A Napa County court was scheduled to decide today (29 May) whether to send a lawsuit filed by Fourmeaux against Malbec to jury trial or arbitration. Malbec has denied wrongdoing.
According to the court filing by Fourmeaux’s lawyers, Malbec agreed in August 2012 to help Fourmeaux ‘make a cult wine’ in return for $120,000 paid in instalments over 10 months.
Malbec was to produce the wine at Medlock Ames Vineyards, where he made his own wine, but there were signs that things had gone badly wrong by mid-November.
‘Volatile acidity levels in the wine began to rise, indicating the growing presence of spoilage bacteria,’ said Fourmeaux’s lawyers in the lawsuit filing. ‘For all practical purposes, volatile acidity is vinegar.’
They alleged that laboratory reports from the time show a ‘lackadaisical response’ by Malbec.
They added that all hope of producing a fine wine was lost by early 2014 and, although Malbec then worked to ‘save the vintage’, an independent report in May 2013 deemed the wine unsellable. Malbec left the project in July 2013, according to the filing, which also accuses Medlock Ames Vintners of negligence.

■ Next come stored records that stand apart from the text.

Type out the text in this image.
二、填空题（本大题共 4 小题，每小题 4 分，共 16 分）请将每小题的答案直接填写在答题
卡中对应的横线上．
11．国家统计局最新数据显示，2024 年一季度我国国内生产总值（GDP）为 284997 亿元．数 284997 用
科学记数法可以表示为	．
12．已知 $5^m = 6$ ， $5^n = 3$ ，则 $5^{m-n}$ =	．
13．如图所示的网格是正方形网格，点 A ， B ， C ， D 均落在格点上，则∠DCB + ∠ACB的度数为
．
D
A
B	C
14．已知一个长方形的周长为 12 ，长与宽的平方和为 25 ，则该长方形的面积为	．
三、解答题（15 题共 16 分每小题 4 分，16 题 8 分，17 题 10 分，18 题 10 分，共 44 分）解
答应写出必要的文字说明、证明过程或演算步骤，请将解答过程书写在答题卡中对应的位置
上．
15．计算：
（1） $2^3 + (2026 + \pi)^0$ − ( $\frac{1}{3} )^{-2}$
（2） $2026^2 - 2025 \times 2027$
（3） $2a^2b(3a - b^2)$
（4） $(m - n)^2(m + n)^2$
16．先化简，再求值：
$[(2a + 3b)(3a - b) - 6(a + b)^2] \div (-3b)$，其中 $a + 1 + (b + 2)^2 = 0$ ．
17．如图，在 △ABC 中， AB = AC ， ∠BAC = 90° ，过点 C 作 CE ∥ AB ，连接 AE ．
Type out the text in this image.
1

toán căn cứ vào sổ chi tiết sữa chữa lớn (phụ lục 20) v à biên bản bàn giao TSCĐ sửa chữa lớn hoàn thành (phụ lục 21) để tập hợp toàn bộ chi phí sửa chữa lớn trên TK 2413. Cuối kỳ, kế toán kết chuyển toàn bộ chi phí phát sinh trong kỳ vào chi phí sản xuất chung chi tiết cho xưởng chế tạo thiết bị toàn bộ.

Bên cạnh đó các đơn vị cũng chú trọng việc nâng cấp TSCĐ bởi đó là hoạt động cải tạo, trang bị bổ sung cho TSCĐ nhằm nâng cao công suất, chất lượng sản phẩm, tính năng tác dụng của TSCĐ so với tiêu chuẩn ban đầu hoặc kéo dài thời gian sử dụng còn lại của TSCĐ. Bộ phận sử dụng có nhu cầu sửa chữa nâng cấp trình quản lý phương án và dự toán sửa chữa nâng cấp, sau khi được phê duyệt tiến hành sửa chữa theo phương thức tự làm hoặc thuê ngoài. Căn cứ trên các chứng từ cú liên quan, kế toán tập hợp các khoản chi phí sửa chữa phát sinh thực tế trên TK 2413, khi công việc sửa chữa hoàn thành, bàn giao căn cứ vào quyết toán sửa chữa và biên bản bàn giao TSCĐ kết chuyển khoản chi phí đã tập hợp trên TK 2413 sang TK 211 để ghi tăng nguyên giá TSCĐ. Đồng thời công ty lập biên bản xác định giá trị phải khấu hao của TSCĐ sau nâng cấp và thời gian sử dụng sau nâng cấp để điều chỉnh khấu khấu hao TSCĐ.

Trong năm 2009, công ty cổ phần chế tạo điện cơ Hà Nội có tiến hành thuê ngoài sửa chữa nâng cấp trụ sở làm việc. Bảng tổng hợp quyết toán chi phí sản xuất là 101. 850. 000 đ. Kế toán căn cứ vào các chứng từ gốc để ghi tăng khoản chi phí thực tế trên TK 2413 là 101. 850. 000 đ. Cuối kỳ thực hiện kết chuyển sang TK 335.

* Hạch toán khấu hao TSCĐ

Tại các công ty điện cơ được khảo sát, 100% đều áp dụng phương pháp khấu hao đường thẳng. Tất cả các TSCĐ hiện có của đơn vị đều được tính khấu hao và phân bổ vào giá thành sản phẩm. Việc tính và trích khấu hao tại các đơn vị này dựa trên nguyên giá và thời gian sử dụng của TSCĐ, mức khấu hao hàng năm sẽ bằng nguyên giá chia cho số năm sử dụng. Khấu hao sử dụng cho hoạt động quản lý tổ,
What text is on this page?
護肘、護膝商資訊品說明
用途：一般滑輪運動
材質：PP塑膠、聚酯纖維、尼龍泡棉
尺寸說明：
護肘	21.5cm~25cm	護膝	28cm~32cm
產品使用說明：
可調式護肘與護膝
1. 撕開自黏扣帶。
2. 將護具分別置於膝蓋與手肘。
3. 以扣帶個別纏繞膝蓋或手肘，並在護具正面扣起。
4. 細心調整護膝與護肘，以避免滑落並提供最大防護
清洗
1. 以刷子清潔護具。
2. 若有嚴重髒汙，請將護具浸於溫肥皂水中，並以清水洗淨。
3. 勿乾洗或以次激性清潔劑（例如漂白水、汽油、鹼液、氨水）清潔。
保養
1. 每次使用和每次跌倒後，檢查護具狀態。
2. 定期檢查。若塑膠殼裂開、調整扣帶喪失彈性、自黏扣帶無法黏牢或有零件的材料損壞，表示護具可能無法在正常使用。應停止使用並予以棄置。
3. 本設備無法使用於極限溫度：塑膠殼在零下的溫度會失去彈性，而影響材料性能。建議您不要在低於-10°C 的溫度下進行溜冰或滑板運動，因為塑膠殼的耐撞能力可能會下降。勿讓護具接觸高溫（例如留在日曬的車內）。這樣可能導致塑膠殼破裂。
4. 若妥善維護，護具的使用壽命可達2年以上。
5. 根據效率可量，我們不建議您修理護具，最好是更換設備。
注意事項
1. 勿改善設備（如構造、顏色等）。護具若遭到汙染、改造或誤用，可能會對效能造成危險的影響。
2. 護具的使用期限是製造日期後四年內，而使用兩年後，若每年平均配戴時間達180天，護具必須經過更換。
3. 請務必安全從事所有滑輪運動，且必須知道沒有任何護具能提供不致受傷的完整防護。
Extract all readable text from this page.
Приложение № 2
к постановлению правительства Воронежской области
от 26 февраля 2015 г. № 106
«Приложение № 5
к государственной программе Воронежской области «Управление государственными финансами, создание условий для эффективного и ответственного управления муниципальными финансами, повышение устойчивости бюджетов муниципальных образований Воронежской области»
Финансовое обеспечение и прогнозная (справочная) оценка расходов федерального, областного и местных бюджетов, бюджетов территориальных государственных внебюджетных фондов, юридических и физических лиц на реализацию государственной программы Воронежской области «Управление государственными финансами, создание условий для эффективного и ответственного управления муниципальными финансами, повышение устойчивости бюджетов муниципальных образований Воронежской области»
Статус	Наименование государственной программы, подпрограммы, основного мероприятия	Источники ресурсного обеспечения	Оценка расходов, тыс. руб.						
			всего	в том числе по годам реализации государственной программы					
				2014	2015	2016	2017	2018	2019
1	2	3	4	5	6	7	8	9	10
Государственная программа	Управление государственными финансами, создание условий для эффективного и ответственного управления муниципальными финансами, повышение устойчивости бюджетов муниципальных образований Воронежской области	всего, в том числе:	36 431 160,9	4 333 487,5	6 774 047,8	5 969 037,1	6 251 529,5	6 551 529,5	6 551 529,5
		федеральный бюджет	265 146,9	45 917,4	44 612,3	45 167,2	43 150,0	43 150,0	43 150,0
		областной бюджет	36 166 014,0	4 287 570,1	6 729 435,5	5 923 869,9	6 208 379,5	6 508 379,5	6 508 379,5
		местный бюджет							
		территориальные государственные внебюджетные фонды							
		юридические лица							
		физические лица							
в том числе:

Malbec’s lawyer, Paul G Carey of Dickenson Peatman & Fogarty, told Decanter.com, ‘Because litigation is pending we cannot comment on the details of the case, but we can and do vigorously deny all claims of negligence or inattention to the Fourmeaux wine.’
Malbec and his team, he said, ‘at all times acted in accordance with the applicable standard of care’, and the team dealt appropriately with the issues that arose.
‘At this point, the wine is in fact marketable and could be used to make a quality blend,’ Carey said, adding that Malbec continued to help Fourmeaux even after he was no longer being paid.